How would this be vectorized best?
import numpy as np
flattenedArray = np.ndarray.tolist(someNumpyArray)
#flattenedArray is a python list of lists.
c = flattenedArray[:]
for a in range (len(flattenedArray)):
for b in range(a+1, len(flattenedArray)):
if a == b:
continue
i0 = flattenedArray[a][0]
j0 = flattenedArray[a][1]
z0 = flattenedArray[a][2]
i1 = flattenedArray[b][0]
i2 = flattenedArray[b][1]
z1 = flattenedArray[b][2]
if ((np.square(z0-z1)) <= (np.square(i0-i1) + (np.square(j0-j2)))):
if (np.square(i0-i1) + (np.square(j0-j1))) <= (np.square(z0+z1)):
c.remove(flattenedArray[b])
#MSeifert is, of course, as so often right. So the following full vectorisation is only to show "how it's done"
import numpy as np
N = 4
data = np.random.random((N, 3))
# vectorised code
j, i = np.tril_indices(N, -1) # chose tril over triu to have contiguous columns
# useful later
sqsum = np.square(data[i,0]-data[j,0]) + np.square(data[i,1]-data[j,1])
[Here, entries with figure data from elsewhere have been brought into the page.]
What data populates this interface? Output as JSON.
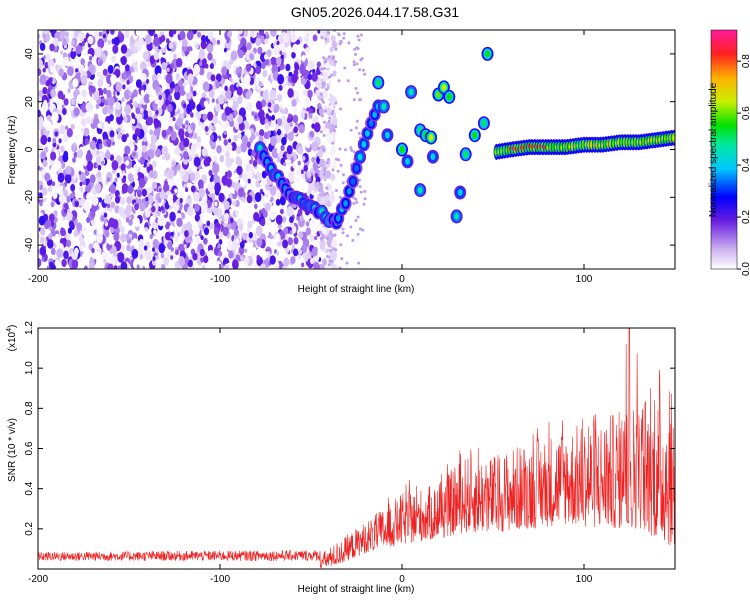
{
  "title": "GN05.2026.044.17.58.G31",
  "chart_data": [
    {
      "type": "heatmap",
      "title": "GN05.2026.044.17.58.G31",
      "xlabel": "Height of straight line (km)",
      "ylabel": "Frequency (Hz)",
      "xlim": [
        -200,
        150
      ],
      "ylim": [
        -50,
        50
      ],
      "xticks": [
        -200,
        -100,
        0,
        100
      ],
      "yticks": [
        -40,
        -20,
        0,
        20,
        40
      ],
      "colorbar": {
        "label": "Normalized spectral amplitude",
        "range": [
          0,
          0.92
        ],
        "ticks": [
          0,
          0.2,
          0.4,
          0.6,
          0.8
        ],
        "tick_labels": [
          "0.0",
          "0.2",
          "0.4",
          "0.6",
          "0.8"
        ]
      },
      "features": {
        "noise_region_x": [
          -200,
          -45
        ],
        "descending_track": {
          "x": [
            -78,
            -70,
            -62,
            -55,
            -48,
            -40,
            -36
          ],
          "y": [
            0,
            -10,
            -18,
            -22,
            -25,
            -29,
            -30
          ]
        },
        "rising_track": {
          "x": [
            -35,
            -30,
            -26,
            -22,
            -18,
            -15,
            -12
          ],
          "y": [
            -28,
            -20,
            -10,
            0,
            8,
            14,
            20
          ]
        },
        "blobs": [
          {
            "x": -13,
            "y": 28,
            "a": 0.55
          },
          {
            "x": -10,
            "y": 18,
            "a": 0.5
          },
          {
            "x": -8,
            "y": 6,
            "a": 0.45
          },
          {
            "x": 0,
            "y": 0,
            "a": 0.6
          },
          {
            "x": 3,
            "y": -5,
            "a": 0.45
          },
          {
            "x": 5,
            "y": 24,
            "a": 0.5
          },
          {
            "x": 10,
            "y": 8,
            "a": 0.55
          },
          {
            "x": 10,
            "y": -17,
            "a": 0.5
          },
          {
            "x": 13,
            "y": 6,
            "a": 0.6
          },
          {
            "x": 16,
            "y": 5,
            "a": 0.7
          },
          {
            "x": 17,
            "y": -3,
            "a": 0.45
          },
          {
            "x": 20,
            "y": 23,
            "a": 0.65
          },
          {
            "x": 23,
            "y": 26,
            "a": 0.7
          },
          {
            "x": 26,
            "y": 22,
            "a": 0.6
          },
          {
            "x": 30,
            "y": -28,
            "a": 0.5
          },
          {
            "x": 32,
            "y": -18,
            "a": 0.45
          },
          {
            "x": 35,
            "y": -2,
            "a": 0.55
          },
          {
            "x": 40,
            "y": 6,
            "a": 0.6
          },
          {
            "x": 45,
            "y": 11,
            "a": 0.55
          },
          {
            "x": 47,
            "y": 40,
            "a": 0.6
          }
        ],
        "horizontal_track": {
          "x": [
            52,
            60,
            70,
            80,
            90,
            100,
            110,
            120,
            130,
            140,
            150
          ],
          "y": [
            -1,
            0,
            1,
            1,
            1,
            2,
            2,
            3,
            3,
            4,
            5
          ],
          "peak": 0.9
        }
      }
    },
    {
      "type": "line",
      "xlabel": "Height of straight line (km)",
      "ylabel": "SNR (10 * v/v)",
      "exponent_label": "(x10",
      "exponent_power": "4",
      "exponent_close": ")",
      "xlim": [
        -200,
        150
      ],
      "ylim": [
        0,
        1.2
      ],
      "xticks": [
        -200,
        -100,
        0,
        100
      ],
      "yticks": [
        0.2,
        0.4,
        0.6,
        0.8,
        1.0,
        1.2
      ],
      "ytick_labels": [
        "0.2",
        "0.4",
        "0.6",
        "0.8",
        "1.0",
        "1.2"
      ],
      "color": "#ee2222",
      "envelope": {
        "x": [
          -200,
          -45,
          -35,
          -20,
          0,
          20,
          35,
          50,
          70,
          90,
          110,
          130,
          150
        ],
        "y": [
          0.07,
          0.08,
          0.15,
          0.25,
          0.4,
          0.45,
          0.6,
          0.6,
          0.68,
          0.75,
          0.8,
          0.9,
          0.95
        ],
        "floor": [
          0.0,
          0.0,
          0.02,
          0.08,
          0.12,
          0.15,
          0.18,
          0.18,
          0.2,
          0.22,
          0.2,
          0.2,
          0.1
        ],
        "peak_x": 125,
        "peak_y": 1.2
      }
    }
  ]
}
cond = np.square(data[i, 2] + data[j, 2]) >= sqsum
cond &= np.square(data[i, 2] - data[j, 2]) <= sqsum
# because equal 'b's are grouped together we can use reduceat:
cond = np.r_[False, np.logical_or.reduceat(
cond, np.add.accumulate(np.arange(N-1)))]
left = data[~cond, :]
# original code (modified to make it run)
flattenedArray = np.ndarray.tolist(data)
#flattenedArray is a python list of lists.
c = flattenedArray[:]
for a in range (len(flattenedArray)):
for b in range(a+1, len(flattenedArray)):
if a == b:
continue
i0 = flattenedArray[a][0]
j0 = flattenedArray[a][1]
z0 = flattenedArray[a][2]
i1 = flattenedArray[b][0]
j1 = flattenedArray[b][1]
z1 = flattenedArray[b][2]
if ((np.square(z0-z1)) <= (np.square(i0-i1) + (np.square(j0-j1)))):
if (np.square(i0-i1) + (np.square(j0-j1))) <= (np.square(z0+z1)):
try:
c.remove(flattenedArray[b])
except:
pass
# check they are the same
print(np.alltrue(c == left))
Vectorizing the inner loop isn't much of a problem if you work with a mask:
import numpy as np
# I'm using a random array
flattenedArray = np.random.randint(0, 100, (10, 3))
mask = np.zeros(flattenedArray.shape[0], bool)
for idx, row in enumerate(flattenedArray):
# Calculate the broadcasted elementwise addition/subtraction of this row
# with all following
added_squared = np.square(row[None, :] + flattenedArray[idx+1:])
subtracted_squared = np.square(row[None, :] - flattenedArray[idx+1:])
# Check the conditions
col1_col2_added = subtracted_squared[:, 0] + subtracted_squared[:, 1]
cond1 = subtracted_squared[:, 2] <= col1_col2_added
cond2 = col1_col2_added <= added_squared[:, 2]
# Update the mask
mask[idx+1:] |= cond1 & cond2
# Apply the mask
flattenedArray[mask]
If you also want to vectorize the outer loop one has to do it by broadcasting, that however will use a lot of memory O(n**2) instead of O(n). Given that the critical inner loop is already vectorized there won't be a lot of speedup by vectorizing the outer loop.